There were golden drinking cups, exquisitely shaped jugs and vases. There was bronze tableware, and musical instruments. It is said that even the tomb of Tutankhamen was no richer in its contents. These treasures were not the products of a half-man, half-ape sort of creature. They reveal again that man had been created perfect, possessing a high intelligence; that he sinned and was condemned to die, and that through the millennia since, his retrogression has continued. Thus Paul’s statement in I Corinthians 15:21, “As in Adam all die,” is confirmed.
The Flood Attested
Woolley had his men continue to dig, even below the graves of the kings. In his diary he wrote concerning this further effort “Almost at once discoveries were made which confirmed our suspicions [that the tombs were not located on virgin soil]. Directly under the floor of one of the tombs of the kings we found in a layer of charred wood ash numerous clay tablets, which were covered with characters of a much older type than the inscriptions on the graves. Judging by the nature of the writing the tablets could be assigned to about 3,000 B.C. They were therefore two or three centuries earlier than the tombs.”

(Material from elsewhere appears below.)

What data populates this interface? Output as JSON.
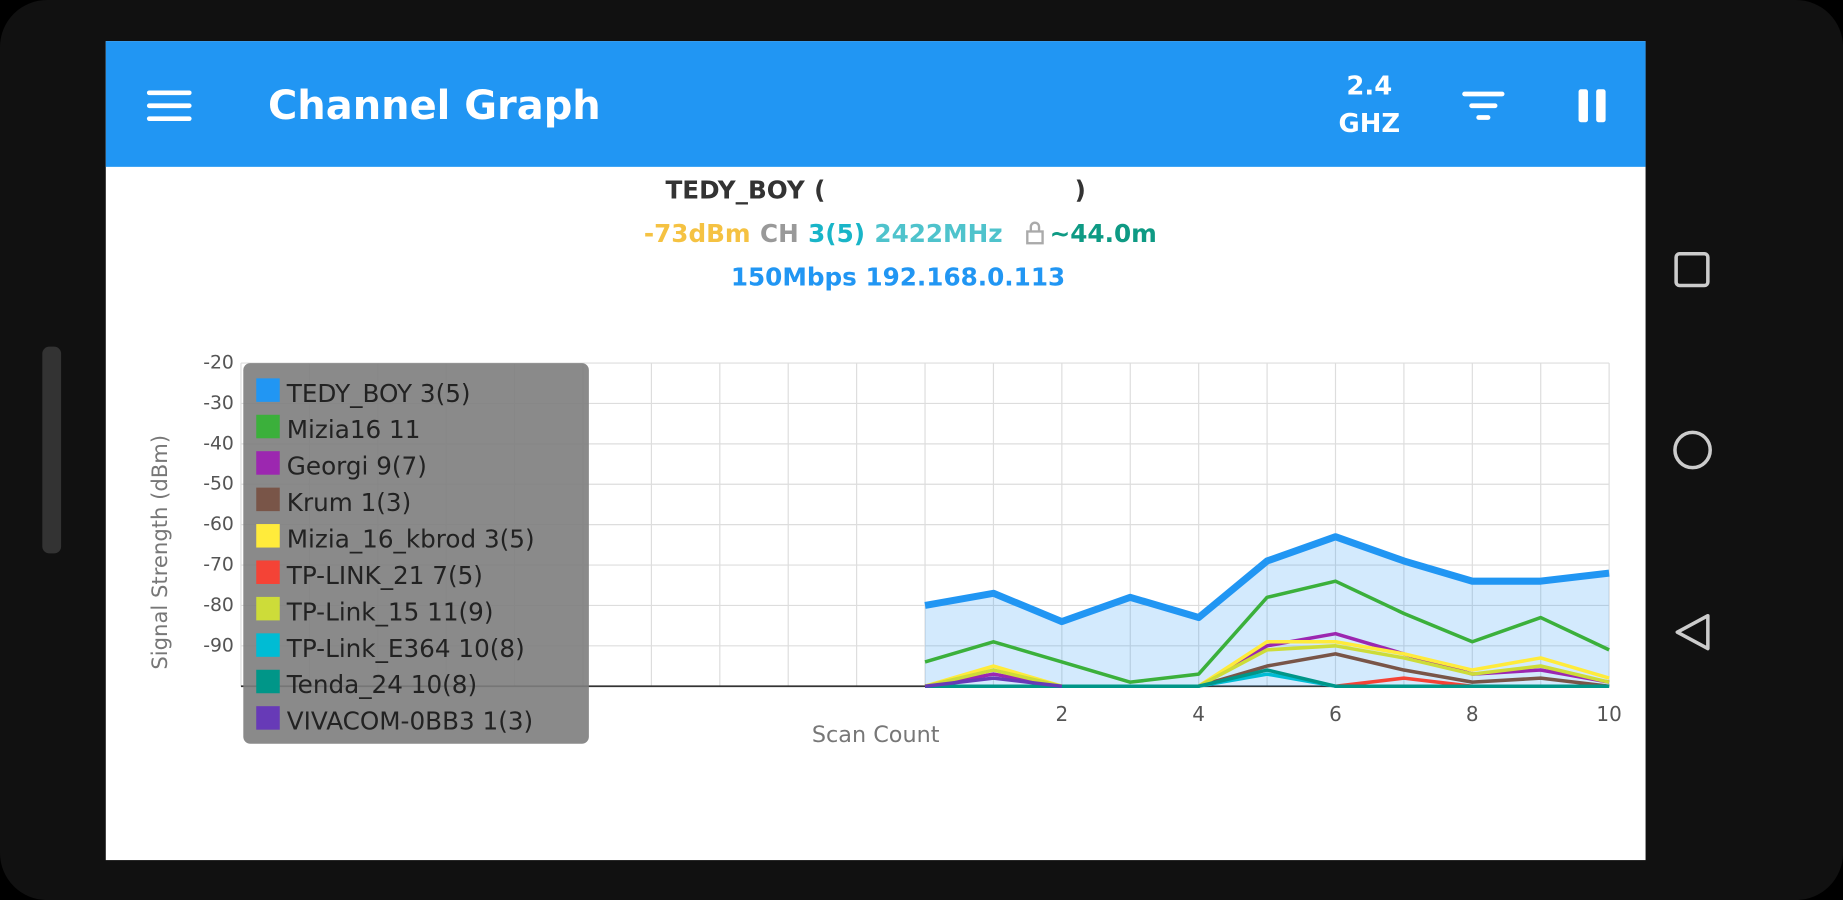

So Woolley instructed his men to continue their digging. As they went deeper and deeper, new strata, with fragments of jars, pots, and bowls, kept appearing. However, the pottery remained the same. It was exactly like that which was found in the graves of the kings. The experts gathered from this that Sumerian civilization had remained essentially the same for a long time. Their high level of civilization was reached at a very early date indeed.
Finally, as the men continued to dig, some of them reported to Woolley that they had found ground level—the virgin soil. Woolley made a personal inspection and found, as he thought, that the report of his men was correct. But as he prodded the ground himself just to make sure, he received a great surprise. He discovered that it was not the nature of the ground common to the area, but sand—pure sand, of a kind that could only have been deposited by water.
How could there be mud in a place like this, he thought. At first he concluded that it must be the accumulated silt of the river Euphrates at a time when it flowed near the ancient city of Ur, for it is believed that this river did at one time flow very close to this ancient and famous city. But upon further reflection he ruled out this possibility, one reason being that the level of the sand deposit was much too high to permit of this explanation of its being there. Woolley said, “I saw that we were much too high up. It was most unlikely that the island on which the first settlement was built stood up so far out of the marsh.”
No, the mud could not be river deposit. Woolley could not find an explanation, nor could his associates, so he decided to have his men dig down into this mud deposit. Deeper and deeper they sank their spades, with nothing but pure mud showing up. When they reached a depth of nearly ten feet the layer of mud ended as suddenly as it had begun.
Naturally the diggers supposed that now at last they had reached the real virgin soil, but instead, what they found was rubble, ancient rubbish, and potsherds. What did this mean? Simply that below the mud deposit of nearly ten feet they had discovered evidence of human habitation. There was pottery there, not like the pottery found above the mud deposit, which gave evidence of having been turned on a potter’s wheel, but handmade pottery.
Woolley, without doubt then reached the proper conclusion, a conclusion that was confirmed by Prof. Langdon, that the mud deposit had been laid by the biblical Flood. This was a find that warranted publicity, and the day that Woolley reached this conclusion he flashed the information back to his home base, “We have found the Flood.” Here again, and in this remarkable manner, the truth of the Bible had been attested, as the archeologists dug deeper and deeper into one of the cities of ancient Mesopotamia.